If you are growing ginger root in the garden you can start stealing little bits of it once it is about four months old. Just dig carefully at the side of a clump. (This "green ginger" does have a lot less flavour than the mature stuff, though.)
The best time to harvest ginger is any time after the leaves have died down. Usually it takes eight to ten months to get to that point.
You can now dig up the whole plant. The reason that I grow my ginger in tubs is that it makes the harvest so easy. I don't have to dig, I just tip out the whole thing.
Break up the rhizomes, select a few nice ones with good growing buds for replanting (you can replant them straight away), and keep the rest for the kitchen. (I simply peel, chop and freeze the whole lot. An even better way is to cut it into small chunks and store it in brandy. Brandied ginger keeps like fresh. Thank you to reader Jan Stevenson for this tip.)
The rhizomes that have been replanted or left in the ground don't need any water or attention until the weather warms up again. Mine still get watered where they are, and that doesn't seem to hurt them either.

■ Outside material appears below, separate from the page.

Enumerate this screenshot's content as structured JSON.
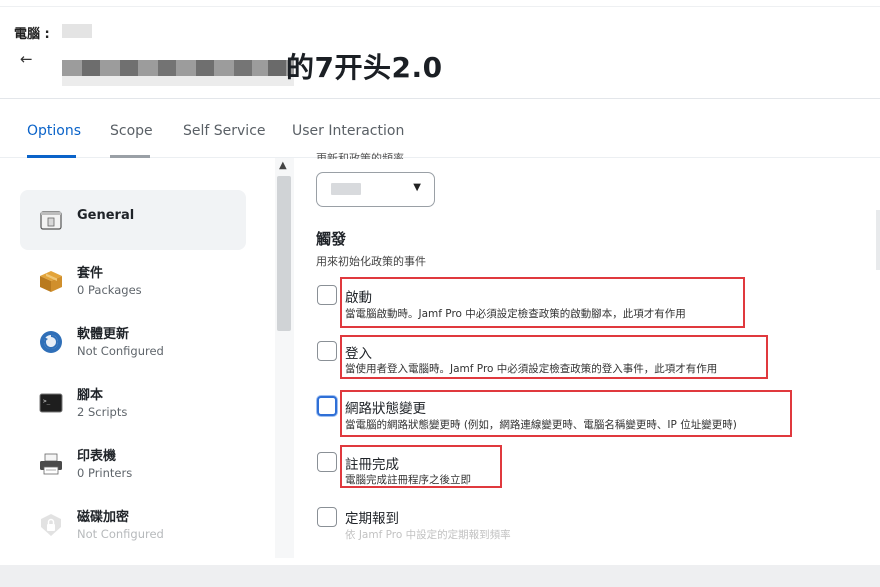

The other way to grow and harvest ginger is to have many clumps growing around your place, and to just dig up what you need, when you need it. The plants grow outwards from the mature rhizomes. Once a clump is big enough you can harvest the mature tubers without damaging new shoots.
By the way, if you are serious about growing ginger at home then resist the urge to harvest it for a year or two. Rather build up a good resource stock first. I started with one little rhizome and dug it up the first time after two years. I replanted every single promising looking bud and still had some to eat. Next year I did the same, and after that I harvested enough to last me a year.